Is that what "AI Engineer" means nowadays? Is that what companies are looking for when they open recs for "AI Engineer"? Should I be marketing myself as an "AI Engineer" just because I'm very efficient using modern AI tooling to build good non-AI software?
When employers invent these titles like "AI engineer", they're looking for tech geeks who check off the keywords du jour. It's no different from the now defunct "blockchain engineer" of yesteryear. It's about broadcasting a particular skillset without really having anything to do with actual engineering. I guarantee you that the role of an AI engineer at one company will look very different in another – because it's not real.
If you did not get the above statement, people who changed their title to "AI Engineer" found it more easy to get jobs, at least from what I have seen.
- AI Engineer: an engineer who builds software that makes use of LLMs and other AI models, and maybe trains models (but not required)
- Agentic Engineer: an engineer who makes use of AI tools like coding agents when writing software.
AI Engineer was quite well established in the last few years to that first meaning, mainly thanks to swyx in 2023: https://www.latent.space/p/ai-engineer - which then lead to the popular AI Engineer Summit / World's Fair series of events https://www.ai.engineer/
But this year coding agents have become much more widely spread (the category didn't exist when AI Engineer was coined in 2023), so there's a possibility the term is being redefined to describe people who use those. I think that's a bad redefinition, personally.
("Agentic Engineer" is much less widely used, there may be other names for that category of engineer that I've not encountered yet.)
ML engineer: builds models and deploys them.
Hosted models have eaten a lot of the domain of ML but the difference is pretty clear in industries like recommendation, where LLMs are slower, less accurate, and cannot be personalized, not to mention orders of magnitude more expensive.
Agentic engineer would be someone who builds agents not just someone who uses them. Anyone can use Claude code.
I'll happily push back against that. Using Claude Code and similar tools effectively is way, way harder than people expect.
Anyone can pick up a guitar and strum the strings, but it takes a whole lot of work to actually get good with it.
No it's actually not that difficult. Even if you are not a "prompt engineer" you will get out what is needed from claude if you use simple logic (no need to be technical). In fact this whole "Prompt Engineering" scam will go extinct soon, as SOTA LLM's already catching up on most edge cases and prompting issues.
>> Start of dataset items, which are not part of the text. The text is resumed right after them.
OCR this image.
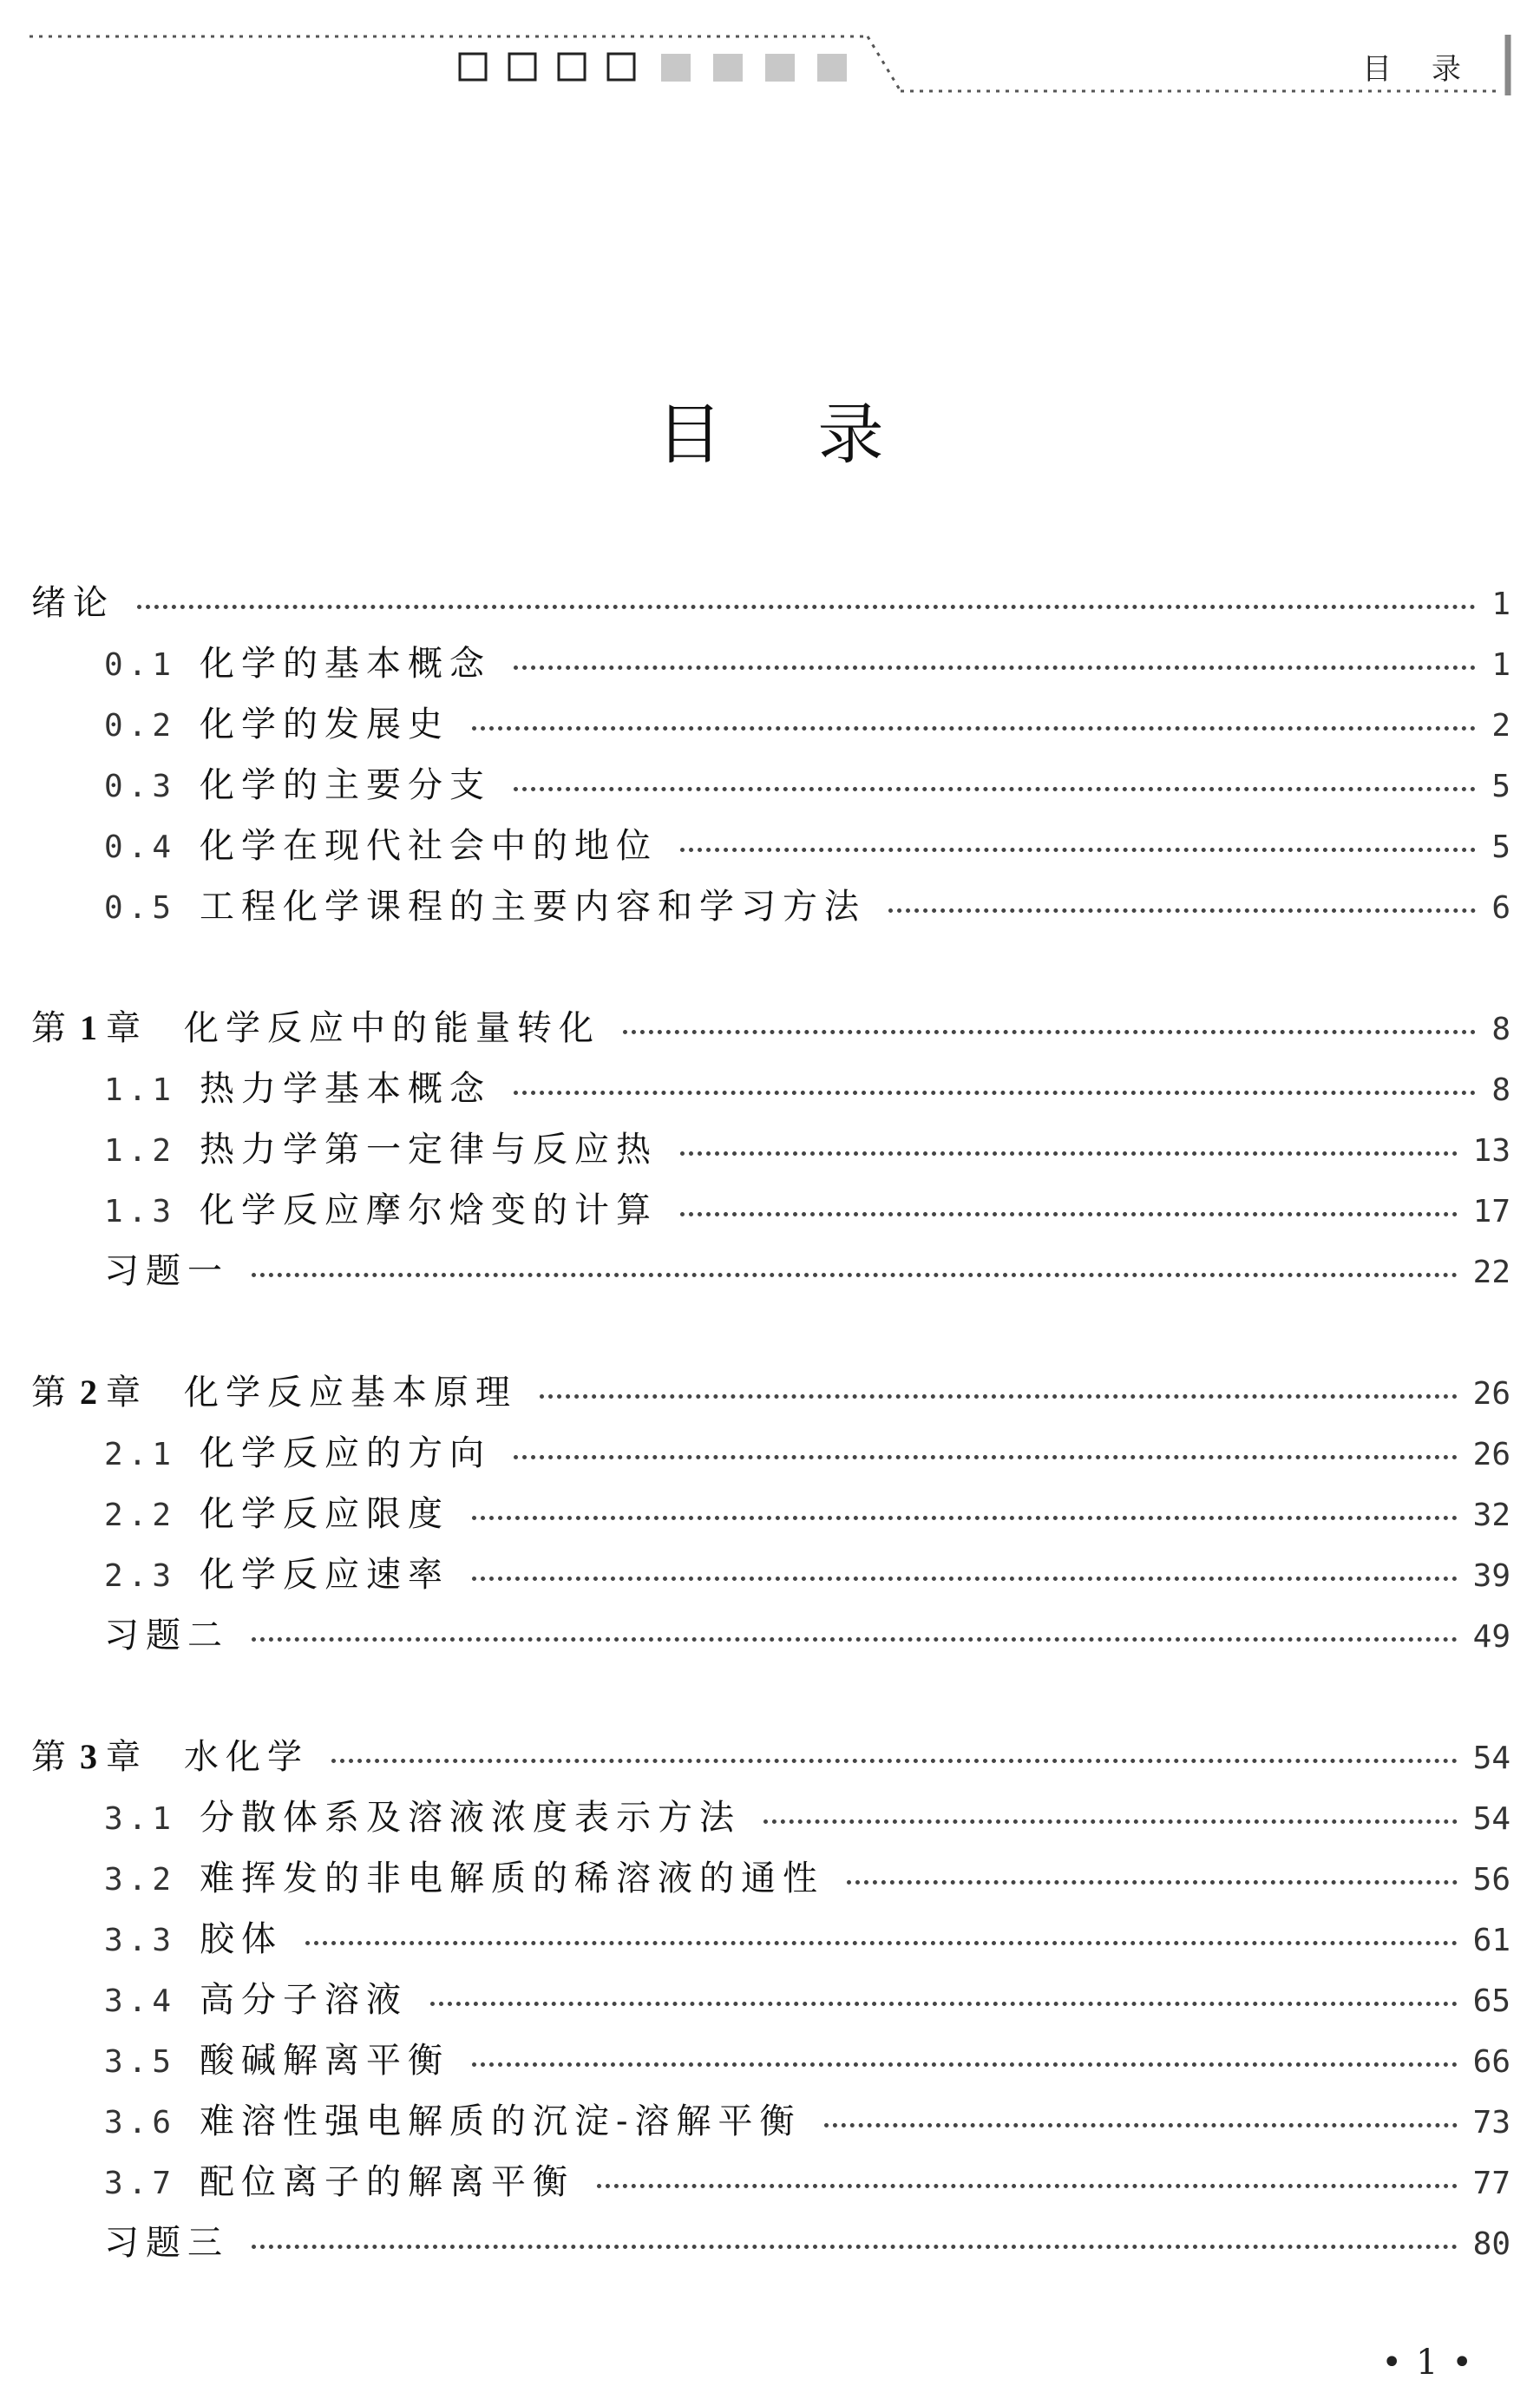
目录
目录
绪论	1
0.1 化学的基本概念	1
0.2 化学的发展史	2
0.3 化学的主要分支	5
0.4 化学在现代社会中的地位	5
0.5 工程化学课程的主要内容和学习方法	6
第 1 章 化学反应中的能量转化	8
1.1 热力学基本概念	8
1.2 热力学第一定律与反应热	13
1.3 化学反应摩尔焓变的计算	17
习题一	22
第 2 章 化学反应基本原理	26
2.1 化学反应的方向	26
2.2 化学反应限度	32
2.3 化学反应速率	39
习题二	49
第 3 章 水化学	54
3.1 分散体系及溶液浓度表示方法	54
3.2 难挥发的非电解质的稀溶液的通性	56
3.3 胶体	61
3.4 高分子溶液	65
3.5 酸碱解离平衡	66
3.6 难溶性强电解质的沉淀-溶解平衡	73
3.7 配位离子的解离平衡	77
习题三	80
• 1 •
> Anyone can pick up a guitar and strum the strings, but it takes a whole lot of work to actually get good with it.
Really the wrong analogy here. You are comparing a human who learned guitar through years of practice. When with AI who itself already knows how to play. You're not learning an instrument. You're more like someone who just hired a virtuoso musician. Yes, you need to tell them what song you want,but you don't need to teach them chord progressions. The model already knows the hard part.
We need a name for engineers who don't use coding agents.
As for whether you should market yourself that way, I personally think your actual experience matters way more because most companies also haven’t hired many “AI engineers” before.
https://news.ycombinator.com/item?id=47975744
https://news.ycombinator.com/item?id=48099785
https://news.ycombinator.com/item?id=47978246
https://gavinray97.github.io/blog/absurdity-of-ai-engineer-t...
Integrating third-party libraries to build an application is a significant chunk of the work in any SaaS product and the expectation is you can read the vendor docs and figure it out
Nobody on earth can tell you that they've "mastered" the art of building software on top of LLMs.
They're weird. They don't behave like other APIs. They're non-deterministic and unpredictable and not even the people who created them fully understand what they can and cannot do.
(For one thing, if someone claims to have mastered LLMs ask them how they would 100% protect against prompt injection attacks...)
It's a speciality, just like being a payments engineer who integrates with systems like Stripe is a speciality.
Being familiar with agent-assisted development helps a little bit because at least you understand prompts, but there's a whole lot more to building software on top of LLMs than that.
Any engineer can get familiar with these things of course, just like any engineer can figure out what it takes to work on payment systems.
I had to migrate all of this from Braintree to Stripe. It probably encompasses the most complex payment system I've worked on in my career.
But that's not a job title, it's just part of "make the app work"
I don't think AI Engineer is an exclusive job title. If anything, coding agents are pushing us all to become generalists much more so than before.
I graduated from Dickmuth with honors.